После долгой ходьбы путь мне преградил человек с головой бородатого слона, и в руке он держал железный полумесяц, позвякивающий ключами. Крысы почтительно сновали у его ног.
– В это место попадают такие вот, как ты, безбожники, -сказал человек-слон. – Здесь поплатишься за все твои грехи. Мы обработаем тебя так, как тебе и не снилось.
Мне было приказано раздеться донага. Голого, дрожащего в жаркой ночи, меня затолкали в камеру. Дверь – нет, не дверь, а вся жизнь, весь прежний способ существования -захлопнулась. Я ошеломленно стоял во мраке.
Одиночное заключение. Вонь, усиливаемая жарой, была невыносима. Комары, солома, мерзкие лужи, и всюду, во тьме, – тараканы. Шагнешь – хрустят под голой ступней. Стоишь неподвижно – лезут вверх по ногам. Судорожно нагнувшись, чтобы стряхнуть их, я провел волосами по стене моей черной клети. Тут же тараканы посыпались мне на голову, побежали по спине. Я чувствовал их на животе, в волосах лобка. Я стал дергаться, как марионетка, шлепать себя руками, вопить. Это было начало – начало обработки.
Утром в камеру проник тусклый свет, и тараканы затаились до следующей ночи. Я не спал ни минуты; борьба со зловредными тварями отняла все мои силы. Я рухнул на ворох соломы, который должен был служить мне постелью, и крысы метнулись оттуда в разные стороны. В двери распахнулось окошечко.
– Скоро будешь ловить этих рыжих хрустиков себе на прокорм, – захохотал Надзиратель. – Даже вегетарианцы приходят к этому под конец; а ты, сдается мне, никогда от мясца не отказывался.
Иллюзия слоновьей головы создавалась, как я теперь видел, капюшоном его плаща (хлопающие уши) и трубкой кальяна (хобот). Этот тип был не мифическим Ганешей, а отъявленным негодяем и садистом.
– Где я нахожусь? – спросил я. – Я ни разу в жизни не был на этой улице.
– Лорды-сахибы, известное дело, – презрительно проговорил он, пустив длинную струю ярко-красной бетельной слюны в направлении моих босых ног. – Живут в городе и знать ничего не знают про его сердцевину, про тайну его. Для тебя она была невидима, но теперь-то мы тебе зрение прочистим. Ты – в центральном Бомбее, в бомбейской центральной. Здесь брюхо города, его кишки. Поэтому, естественно, здесь много говна.
– Я хорошо знаю центральный Бомбей, – попытался я возразить. – Вокзалы, ларьки, базары. Я не видел ничего подобного.
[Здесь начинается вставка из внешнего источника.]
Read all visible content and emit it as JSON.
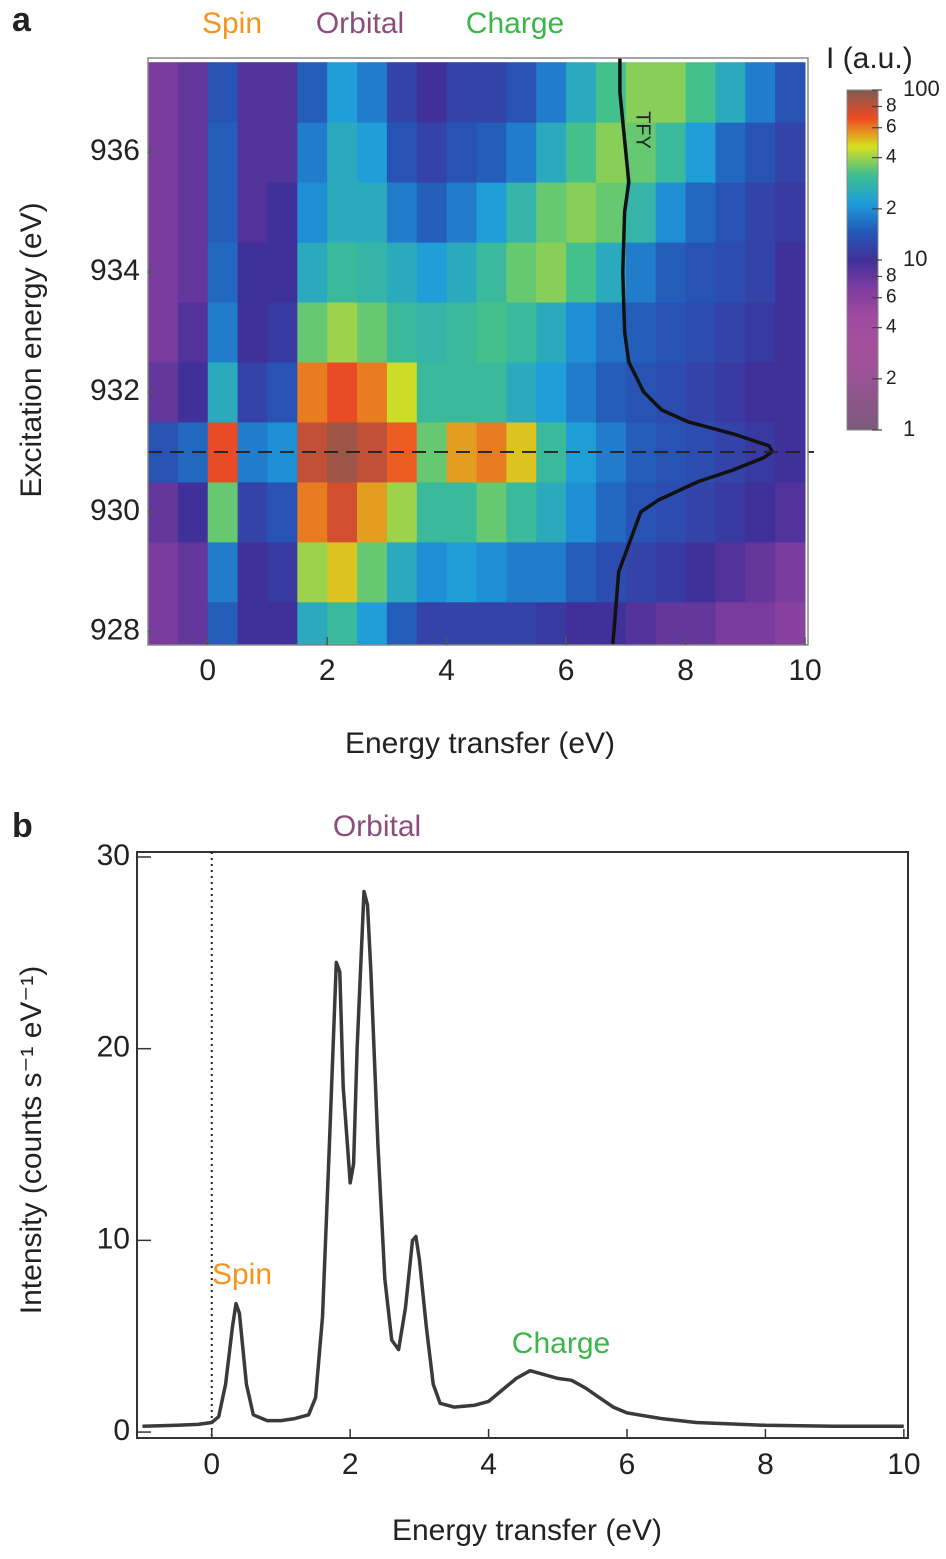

– А с какой это стати город будет казать себя любому засранцу, ублюдку и пидарасу? – проревел человек-слон. -Ты слепой был, теперь разувай глазки.
Параша, миска с баландой, быстрое сползание к полной деградации – избавлю вас от подробностей. Айриш, Камоинш да Гама, а впоследствии и моя мать изведали прелести англо-индийских тюрем; но это самобытное постимперское учреждение лежало далеко за пределами всего, что могло им пригрезиться. Это была не просто тюрьма; это была школа. Голод, истощение, издевательство и отчаяние – хорошие учителя. Я быстро усвоил их уроки – осознал свою вину, никчемность, брошенность всеми, кого мог назвать близкими. Я получил по заслугам. Все получают по заслугам. Я сидел, привалившись спиной к стене, уронив голову на колени и сцепив руки вокруг лодыжек; тараканы беспрепятственно ползали по всему моему телу.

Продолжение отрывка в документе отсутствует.